The Steel Wave: A Novel of World War II
- First edition
- Author: Jeff Shaara
- Language: English
- Genre: War Historical fiction
- Publisher: Ballantine Books
- Publication date: May 13, 2008
- Publication place: United States
- Media type: Print Tape Audio
- Pages: 525
- ISBN: 978-0-7393-2784-5
- Preceded by: The Rising Tide
- Followed by: No Less Than Victory

= The Steel Wave =

2008 novel by Jeff Shaara

The Steel Wave: A Novel of World War II is a historical novel written by Jeff Shaara about Operation Overlord. The book is the second book in a trilogy written by Shaara.

The novel begins in January 1944, nearly six months before the invasion of Normandy. Nearly half of the novel deals with General Eisenhower, Winston Churchill, and the rest of the SHAEF's attempt to prepare for D-Day and Erwin Rommel's attempt to prepare for such an assault.

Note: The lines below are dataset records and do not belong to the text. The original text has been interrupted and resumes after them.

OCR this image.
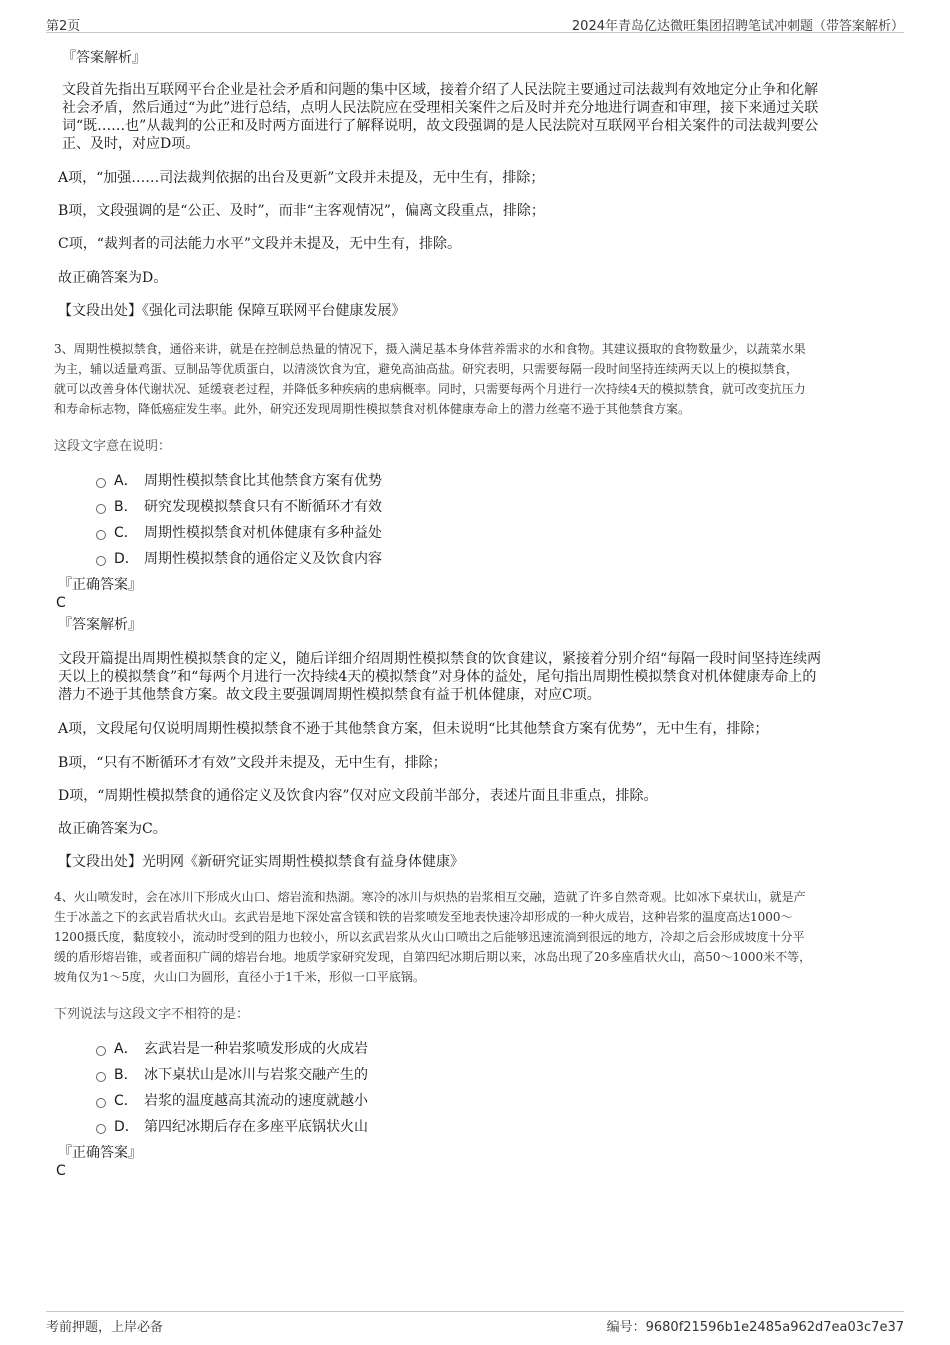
第2页	2024年青岛亿达微旺集团招聘笔试冲刺题（带答案解析）
『答案解析』
文段首先指出互联网平台企业是社会矛盾和问题的集中区域，接着介绍了人民法院主要通过司法裁判有效地定分止争和化解
社会矛盾，然后通过“为此”进行总结，点明人民法院应在受理相关案件之后及时并充分地进行调查和审理，接下来通过关联
词“既……也”从裁判的公正和及时两方面进行了解释说明，故文段强调的是人民法院对互联网平台相关案件的司法裁判要公
正、及时，对应D项。
A项，“加强……司法裁判依据的出台及更新”文段并未提及，无中生有，排除；
B项，文段强调的是“公正、及时”，而非“主客观情况”，偏离文段重点，排除；
C项，“裁判者的司法能力水平”文段并未提及，无中生有，排除。
故正确答案为D。
【文段出处】《强化司法职能 保障互联网平台健康发展》
3、周期性模拟禁食，通俗来讲，就是在控制总热量的情况下，摄入满足基本身体营养需求的水和食物。其建议摄取的食物数量少，以蔬菜水果
为主，辅以适量鸡蛋、豆制品等优质蛋白，以清淡饮食为宜，避免高油高盐。研究表明，只需要每隔一段时间坚持连续两天以上的模拟禁食，
就可以改善身体代谢状况、延缓衰老过程，并降低多种疾病的患病概率。同时，只需要每两个月进行一次持续4天的模拟禁食，就可改变抗压力
和寿命标志物，降低癌症发生率。此外，研究还发现周期性模拟禁食对机体健康寿命上的潜力丝毫不逊于其他禁食方案。
这段文字意在说明：
A． 周期性模拟禁食比其他禁食方案有优势
B． 研究发现模拟禁食只有不断循环才有效
C． 周期性模拟禁食对机体健康有多种益处
D． 周期性模拟禁食的通俗定义及饮食内容
『正确答案』
C
『答案解析』
文段开篇提出周期性模拟禁食的定义，随后详细介绍周期性模拟禁食的饮食建议，紧接着分别介绍“每隔一段时间坚持连续两
天以上的模拟禁食”和“每两个月进行一次持续4天的模拟禁食”对身体的益处，尾句指出周期性模拟禁食对机体健康寿命上的
潜力不逊于其他禁食方案。故文段主要强调周期性模拟禁食有益于机体健康，对应C项。
A项，文段尾句仅说明周期性模拟禁食不逊于其他禁食方案，但未说明“比其他禁食方案有优势”，无中生有，排除；
B项，“只有不断循环才有效”文段并未提及，无中生有，排除；
D项，“周期性模拟禁食的通俗定义及饮食内容”仅对应文段前半部分，表述片面且非重点，排除。
故正确答案为C。
【文段出处】光明网《新研究证实周期性模拟禁食有益身体健康》
4、火山喷发时，会在冰川下形成火山口、熔岩流和热湖。寒冷的冰川与炽热的岩浆相互交融，造就了许多自然奇观。比如冰下桌状山，就是产
生于冰盖之下的玄武岩盾状火山。玄武岩是地下深处富含镁和铁的岩浆喷发至地表快速冷却形成的一种火成岩，这种岩浆的温度高达1000～
1200摄氏度，黏度较小，流动时受到的阻力也较小，所以玄武岩浆从火山口喷出之后能够迅速流淌到很远的地方，冷却之后会形成坡度十分平
缓的盾形熔岩锥，或者面积广阔的熔岩台地。地质学家研究发现，自第四纪冰期后期以来，冰岛出现了20多座盾状火山，高50～1000米不等，
坡角仅为1～5度，火山口为圆形，直径小于1千米，形似一口平底锅。
下列说法与这段文字不相符的是：
A． 玄武岩是一种岩浆喷发形成的火成岩
B． 冰下桌状山是冰川与岩浆交融产生的
C． 岩浆的温度越高其流动的速度就越小
D． 第四纪冰期后存在多座平底锅状火山
『正确答案』
C
考前押题，上岸必备	编号：9680f21596b1e2485a962d7ea03c7e37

The second half mostly deals with the first month of the invasion from the perspective of both Rommel, Eisenhower, and a composite Army Paratrooper Sergeant named Jesse Adams.

==Reception==
The book did very well upon its release, reaching the New York Times bestseller list soon after its release.

The Reference And Users Services Association of the American Library Association recognized it as a 2009 Notable Book.